Suri woreda is a woreda found in Western Omo Zone, in the South Western Ethiopia Peoples' Regional state of Ethiopia. It is named for the Suri people, whose homeland lies largely in this woreda. Suri woreda is bordered on the south and west by South Sudan, on the northwest by the Gambela Region dimma woreda, on the north by Bero woreda, on the east by Maji woreda and on the southern part with the new pastoral zone South Omo Nyangatom woreda. A portion of the Omo National Park extends into the southern part of this woreda.

== Overview ==
The average elevation in this woreda is 2088 meters above sea level. Rivers include the Negi, Koka, tulge river, a tributary of the Akobo, which has its origins in this woreda. High points include Mt shologoy or (shulgara)(2560 meters) on the Ethiopian-South Sudanese border. According to a 2004 report, Suri woreda had 26 kilometers of dry-weather roads, for an average road density of 5 kilometers per 1000 square kilometers. This lack of roads means remote locations are accessible only by air. Only recently radio communication lines were made available in this woreda. As of 2008, about 30% of the total population of Suri has no access to drinking water and others social infrastructures .

== Demographics ==
The three largest ethnic groups reported in 1994 in the Suri woreda were the Suri people (93.79%), the Dizi (3.09%), and the Amhara (1.71%); others made up 1.41% of the population. The Suri language was spoken as a first language by 94.02% of the inhabitants; 2.9% spoke Dizin, and 2.01% spoke Amharic; the remaining 1.07% spoke other primary languages reported. Concerning education, 43.65% of the population were considered literate; 33.59% of children aged 7–12 were in primary school; 15.31% of the children aged 13–14 were in junior secondary school, and 12.5% of the inhabitants aged 15–18 were in senior secondary school. Concerning sanitary conditions, about 70% of the urban and 16% of the total had toilet facilities.
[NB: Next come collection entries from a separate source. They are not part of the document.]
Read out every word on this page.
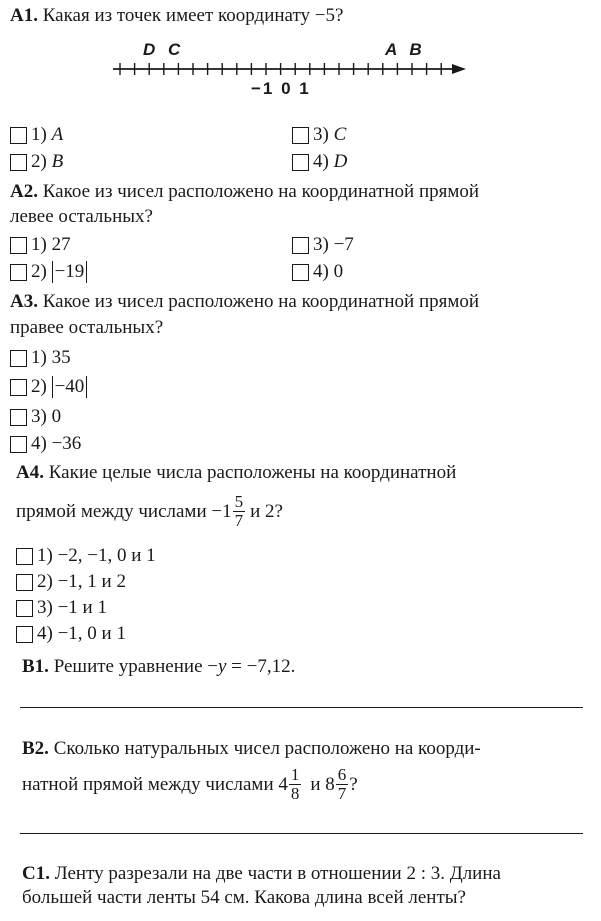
A1. Какая из точек имеет координату −5?
D C	A B
−1 0 1
1)
A
2)
B
3)
C
4)
D
A2. Какое из чисел расположено на координатной прямой
левее остальных?
1)
27
2)
−19
3)
−7
4)
0
A3. Какое из чисел расположено на координатной прямой
правее остальных?
1)
35
2)
−40
3)
0
4)
−36
A4. Какие целые числа расположены на координатной
прямой между числами $-1 \frac{5}{7}$ и 2?
1)
−2, −1, 0 и 1
2)
−1, 1 и 2
3)
−1 и 1
4)
−1, 0 и 1
B1. Решите уравнение −y = −7,12.
B2. Сколько натуральных чисел расположено на коорди-
натной прямой между числами $4 \frac{1}{8}$ и $8 \frac{6}{7}$ ?
C1. Ленту разрезали на две части в отношении 2 : 3. Длина
большей части ленты 54 см. Какова длина всей ленты?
Based on the (most recent) 2007 Population Census conducted by the CSA, the woreda had a total population of 24,598, of whom 11,794 were men and 12,804 women; 914 or 3.72% of its population were 'urban dwellers' (i.e., living in the small towns in the area. The majority of the inhabitants practice traditional beliefs, with 96.25% of the population reporting that belief, 1.63% practiced Ethiopian Orthodox Christianity, and 1.59% were Protestants. In recent years the number of converts to Protestant-Evangelical faiths has increased.